University employees have threatened to strike over job cuts.
University staff have issued a strike threat after their employer announced almost 100 job cuts.
Coventry University plans to cut the equivalent of 92 posts, saying it has to “adapt to the new financial reality” created by Brexit, a freeze on tuition fees and new rules on international students.
It said it would transfer a number of employees within its group to another company, meaning they would have to leave the Teacher Pension Scheme (TPS).
The University and College Union (UCU) says it believes more than 100 staff are at risk of losing their jobs, with another 200 facing having their contracts transferred.
UCU general secretary Joe Grady said the university had “betted big on increasing international student numbers” and staff “must pay the price for their failures”.
He also said that the effort to lock out workers from TPS was “straight out of the Scrooge playbook.”
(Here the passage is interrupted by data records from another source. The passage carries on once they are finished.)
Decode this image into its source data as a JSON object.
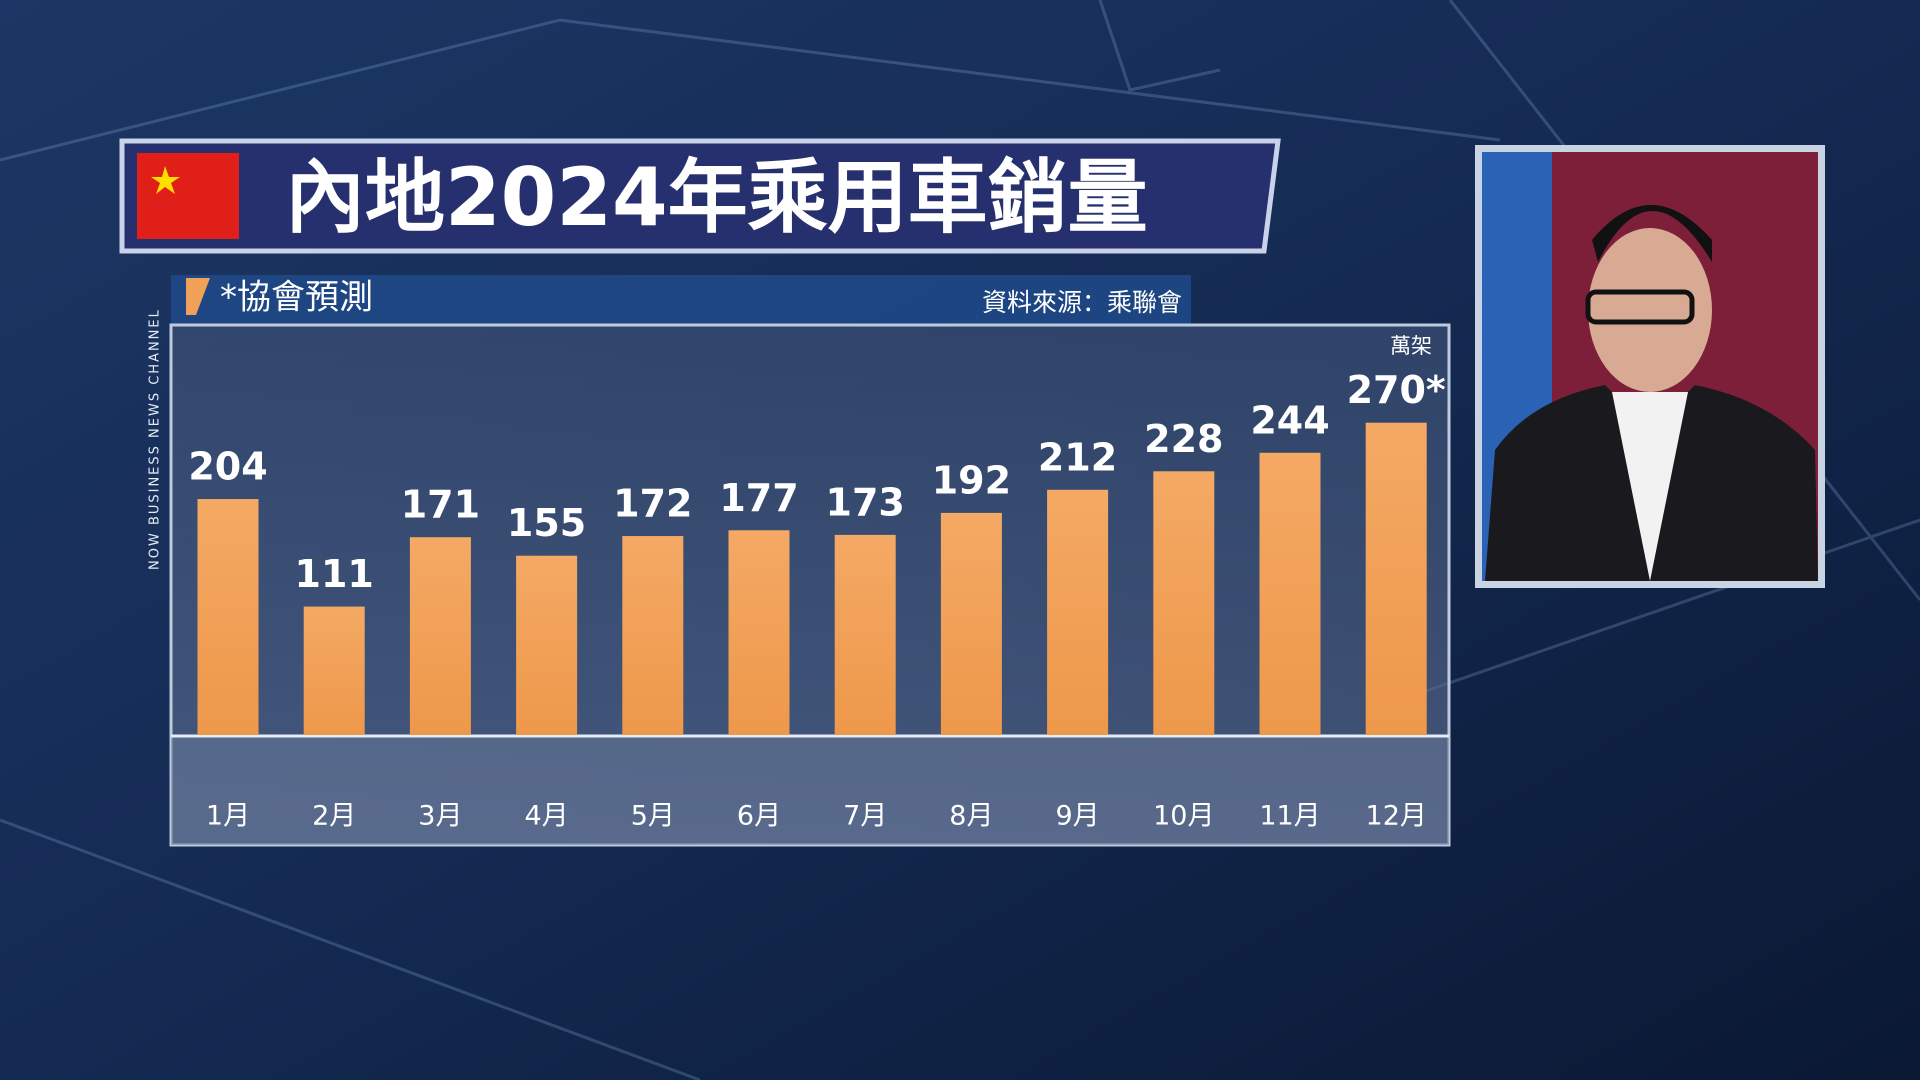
{
  "chart_data": {
    "type": "bar",
    "title": "內地2024年乘用車銷量",
    "note": "*協會預測",
    "source": "資料來源：乘聯會",
    "unit": "萬架",
    "channel": "NOW BUSINESS NEWS CHANNEL",
    "categories": [
      "1月",
      "2月",
      "3月",
      "4月",
      "5月",
      "6月",
      "7月",
      "8月",
      "9月",
      "10月",
      "11月",
      "12月"
    ],
    "values": [
      204,
      111,
      171,
      155,
      172,
      177,
      173,
      192,
      212,
      228,
      244,
      270
    ],
    "value_labels": [
      "204",
      "111",
      "171",
      "155",
      "172",
      "177",
      "173",
      "192",
      "212",
      "228",
      "244",
      "270*"
    ],
    "color": "#f0a057",
    "ylim": [
      0,
      300
    ]
  }
}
“Universities are being allowed to bypass industry standard schemes through the back door, causing irreparable damage to the sector,” he said.
Pension contributions ‘unclaimed’
The university said the entire higher education sector is facing similar issues and while student numbers have increased, it has to rebalance the student-staff ratio.
It said the proposed loss of the equivalent of 92 full-time posts is equivalent to less than 9% of its academic workforce across the three colleges within the university.
It also said that TPS employees are entitled to have 28.68% of their salary paid into pensions by the university which was “grossly ineffective”.
The union said it has received correspondence from the university management suggesting that 25 academics will go to the School of Economics, Finance and Accounting, another 40 to the College of Arts, 25 to Engineering and another 28 to the merger of two other departments.
It said it believed staff could be forced to leave by March next year.
The university said it would not comment on UCU’s membership numbers.